So I have actually been teaching a class to a dozen beginners, taking them from HTML/CSS -> python/javascript and deploying apps on the web.
What seems to work best, is to get them building anything, and then critiquing as we go. So, they're all hacking on personal projects, and all kind of making the same mistakes, and we go over what they've written and then move on to the next step.
As they run into various hurdles, it opens up lots of discussions on some of the finer parts of things, which would have made no freaking sense to them earlier.
I know you're talking about a slightly more advanced level, but I'd say the technique still stands: Keep hacking on your own (as this is kind of the most important), but put your code out where someone can make fun of it, get it reviewed and critiqued, learn to anticipate criticisms, and you'll be a great developer in no time!
Many of the more modern programming books deal with the process of creating the software rather than the abstract bits that make up the individual steps.
Have you seen books like http://railstutorial.org/book and similar? Is this sort of what you mean?
I suggest implementing the same system using a variety of languages. Each language and system of libraries has some abstractions that can result in the novice having a very incomplete or incorrect mental model of what is actually happening.
In using a variety of frameworks/languages, the learner gets more adept each time since lots of the abstractions are the same, but really jumps forward in the areas where the abstractions are different enough to create some food for thought.
It is that sort of thinking that helps differentiate the designed aspects of a program from the ones that are implementation specific consequences of the design.
Reading The Pragmatic Programmer helped me a lot with the problem-approaching aspect of things, but then I didn't pick it up until I was moderately comfortable with PHP. (I'm not a FT programmer so my learning process tends to be s-l-o-w w/o many opportunities for practice.)
I'd definitely be interested to see two different programmers write up their approach to a given problem. Something like this would be an excellent monthly blog post.
I'm in a very similar position working with Ruby/Rails, and I struggled for a while trying to figure out what to do. The approach I settled on was to work through another tutorial, but try to add features and much better design. In other (more Halloween appropriate) words, to really flesh out the skeleton that the tutorial gives you.
> I'm proposing a third option or hoping if it already exists. I would find it incredibly helpful if there were a resource that detailed the thought process and implementation steps that an experienced developer took in approaching a set of problems or projects
tertiary education?
Design Patterns: Elements of Reusable Object-Oriented Software
What do you think?: Good Idea
Valuable?: Yes, worth $34.59 according to Amazon
Does it exist?: Yes, see above
Worth creating?: Yes, if you can do it better than GoF
This is one of the most extraordinary things in Norvig's Paradigms of Artificial Intelligence Programming (commonly abbreviated to PAIP on the Web) and it's a book full of extraordinary things.
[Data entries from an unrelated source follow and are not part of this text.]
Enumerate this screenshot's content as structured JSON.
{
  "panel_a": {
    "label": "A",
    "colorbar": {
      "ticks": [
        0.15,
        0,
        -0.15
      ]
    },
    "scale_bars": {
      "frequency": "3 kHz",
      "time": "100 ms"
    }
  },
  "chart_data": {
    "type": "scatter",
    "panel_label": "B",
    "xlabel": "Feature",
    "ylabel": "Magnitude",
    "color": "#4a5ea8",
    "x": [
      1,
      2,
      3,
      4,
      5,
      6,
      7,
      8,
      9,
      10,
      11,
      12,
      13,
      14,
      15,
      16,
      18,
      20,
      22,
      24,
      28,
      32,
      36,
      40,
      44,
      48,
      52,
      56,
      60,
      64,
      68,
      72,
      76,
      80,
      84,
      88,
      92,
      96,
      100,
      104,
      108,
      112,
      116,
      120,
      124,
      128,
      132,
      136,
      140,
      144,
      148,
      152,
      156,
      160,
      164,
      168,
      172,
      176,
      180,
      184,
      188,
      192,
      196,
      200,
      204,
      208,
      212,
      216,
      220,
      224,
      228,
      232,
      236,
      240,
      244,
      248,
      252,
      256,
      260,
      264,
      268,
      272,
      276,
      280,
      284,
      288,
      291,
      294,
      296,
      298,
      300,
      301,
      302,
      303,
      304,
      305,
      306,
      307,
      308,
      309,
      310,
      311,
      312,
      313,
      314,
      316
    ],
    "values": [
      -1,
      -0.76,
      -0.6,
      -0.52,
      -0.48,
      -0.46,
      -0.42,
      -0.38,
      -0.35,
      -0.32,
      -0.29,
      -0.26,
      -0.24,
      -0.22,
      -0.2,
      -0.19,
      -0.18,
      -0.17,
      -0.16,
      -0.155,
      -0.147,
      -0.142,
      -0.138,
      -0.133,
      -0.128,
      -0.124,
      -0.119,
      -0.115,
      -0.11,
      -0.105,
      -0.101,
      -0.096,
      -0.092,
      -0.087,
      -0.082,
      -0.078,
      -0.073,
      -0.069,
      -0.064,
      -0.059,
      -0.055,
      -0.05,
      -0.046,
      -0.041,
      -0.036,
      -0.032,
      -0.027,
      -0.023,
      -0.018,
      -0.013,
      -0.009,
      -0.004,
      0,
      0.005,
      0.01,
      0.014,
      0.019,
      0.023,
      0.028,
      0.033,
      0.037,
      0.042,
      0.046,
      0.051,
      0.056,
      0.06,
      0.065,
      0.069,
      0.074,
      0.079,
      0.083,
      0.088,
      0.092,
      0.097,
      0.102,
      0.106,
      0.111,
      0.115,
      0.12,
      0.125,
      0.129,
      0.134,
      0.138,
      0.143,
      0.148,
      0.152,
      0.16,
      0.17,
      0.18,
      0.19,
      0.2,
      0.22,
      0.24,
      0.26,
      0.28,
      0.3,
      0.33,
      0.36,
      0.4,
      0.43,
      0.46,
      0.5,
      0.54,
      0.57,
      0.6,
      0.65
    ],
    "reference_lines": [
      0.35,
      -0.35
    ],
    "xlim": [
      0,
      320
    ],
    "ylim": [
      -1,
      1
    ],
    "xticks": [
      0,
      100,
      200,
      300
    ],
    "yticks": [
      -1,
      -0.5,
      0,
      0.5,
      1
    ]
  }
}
When he develops something, like his Othello-playing program in chapter 18 for instance, he starts off simple, develops as he goes along (with an eye for the overall design), makes mistakes and then fixes them - all the while telling you what he was thinking.
I found it really encouraging. Here's this godlike coder who works at Google just doing incremental development until he has a really good finished product. At the end of it, you can't help thinking "but I could have done that!" In fact that was his overall purpose. In http://norvig.com/Lisp-retro.html he says 'The main object of this book is to cause the reader to say to him or herself "I could have written that"'
So yes, your option 3 is a great idea.